Recent advancements in large-scale models have showcased remarkable generalization capabilities in various tasks. However, integrating multimodal processing into these models presents a significant challenge, as it often comes with a high computational burden. To address this challenge, we introduce a new parameter-efficient multimodal tuning strategy for large models in this paper, referred to as Multimodal Infusion Tuning (MiT). MiT leverages decoupled self-attention mechanisms within large language models to effectively integrate information from diverse modalities such as images and acoustics. In MiT, we also design a novel adaptive rescaling strategy at the attention head level, which optimizes the representation of infused multimodal features. Notably, all foundation models are kept frozen during the tuning process to reduce the computational burden and only 2.5\% parameters are tunable. We conduct experiments across a range of multimodal tasks, including image-related tasks like referring segmentation and non-image tasks such as sentiment analysis. Our results showcase that MiT achieves state-of-the-art performance in multimodal understanding while significantly reducing computational overhead(10\% of previous methods). Moreover, our tuned model exhibits robust reasoning abilities even in complex scenarios.
Paper Structure (17 sections, 10 equations, 5 figures, 6 tables)
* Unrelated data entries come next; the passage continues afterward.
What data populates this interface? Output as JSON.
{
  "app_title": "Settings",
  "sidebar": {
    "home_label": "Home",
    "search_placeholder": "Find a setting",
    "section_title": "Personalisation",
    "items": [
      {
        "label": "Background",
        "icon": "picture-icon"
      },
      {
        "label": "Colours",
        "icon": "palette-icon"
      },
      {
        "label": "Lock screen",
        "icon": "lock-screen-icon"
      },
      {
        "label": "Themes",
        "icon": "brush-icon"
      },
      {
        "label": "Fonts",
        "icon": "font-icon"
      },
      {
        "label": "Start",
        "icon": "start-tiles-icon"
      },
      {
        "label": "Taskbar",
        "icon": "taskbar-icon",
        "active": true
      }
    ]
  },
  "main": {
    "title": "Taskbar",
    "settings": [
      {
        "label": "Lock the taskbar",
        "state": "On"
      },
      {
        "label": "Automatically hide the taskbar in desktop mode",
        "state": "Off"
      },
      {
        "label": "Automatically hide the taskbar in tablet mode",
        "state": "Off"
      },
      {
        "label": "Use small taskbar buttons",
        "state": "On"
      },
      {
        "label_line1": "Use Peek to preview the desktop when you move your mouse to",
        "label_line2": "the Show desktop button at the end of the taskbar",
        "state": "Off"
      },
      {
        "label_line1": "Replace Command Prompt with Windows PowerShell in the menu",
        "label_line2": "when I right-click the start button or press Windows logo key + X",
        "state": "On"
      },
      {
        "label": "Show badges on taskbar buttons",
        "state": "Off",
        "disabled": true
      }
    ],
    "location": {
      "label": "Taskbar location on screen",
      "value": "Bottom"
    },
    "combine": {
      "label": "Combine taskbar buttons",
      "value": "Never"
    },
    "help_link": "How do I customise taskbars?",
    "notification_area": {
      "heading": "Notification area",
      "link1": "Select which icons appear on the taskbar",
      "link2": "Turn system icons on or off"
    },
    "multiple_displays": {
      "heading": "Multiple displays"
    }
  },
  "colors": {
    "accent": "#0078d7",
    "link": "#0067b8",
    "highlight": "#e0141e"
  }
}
This paper contains 17 sections, 10 equations, 5 figures, 6 tables.

Figures (5)

  • Figure 1: The comparison between previous multimodal tuning methods(left) ren2023pixellm and our proposed multimodal infusion tuning(right). The referring segmentation task is taken as an example. Previous methods usually treat visual embeddings as tokens, which are prefixed to textual tokens and some PEFT adapters are employed to tune the LLMs on downstream tasks. In our proposed multimodal infusion tuning, we infuse the visual information into each textual token in a linear manner, which is more fine-grained and dose not introduce extra tokens to pretrained LLMs.
  • Figure 2: The pipeline of our proposed method(left) and the detailed structure of MiT(right). The referring segmentation is shown as the example, which is part of a broader framework that includes several other tasks, such as image-text classification and sentiment analysis. In MiT, we infuse the visual information in both self-attention and feedforward module. The procedure is kept linear for computational burden consideration.
  • Figure 3: The formation of our employed dataset and tasks: referring segmentation(left), image-text classification(middle), and sentiment analysis(right). For different dataset and tasks, we design different templates, so as to excavate the capabilities of LLMs obtained in pretraining.
  • Figure 4: The impact of text length to last-token and < SEG>-token schema on referring segmentation. The experiments are conducted on the testA set of RefCOCO.
  • Figure 5: The case visualization of complex reasoning(up) and multimodal in-context understanding(down). In complex reasoning, we describe objects more implicitly instead of identifying the object directly. For multimodal in-context understanding, we conduct the experiments in a conversation manner, which also get great segmentation results.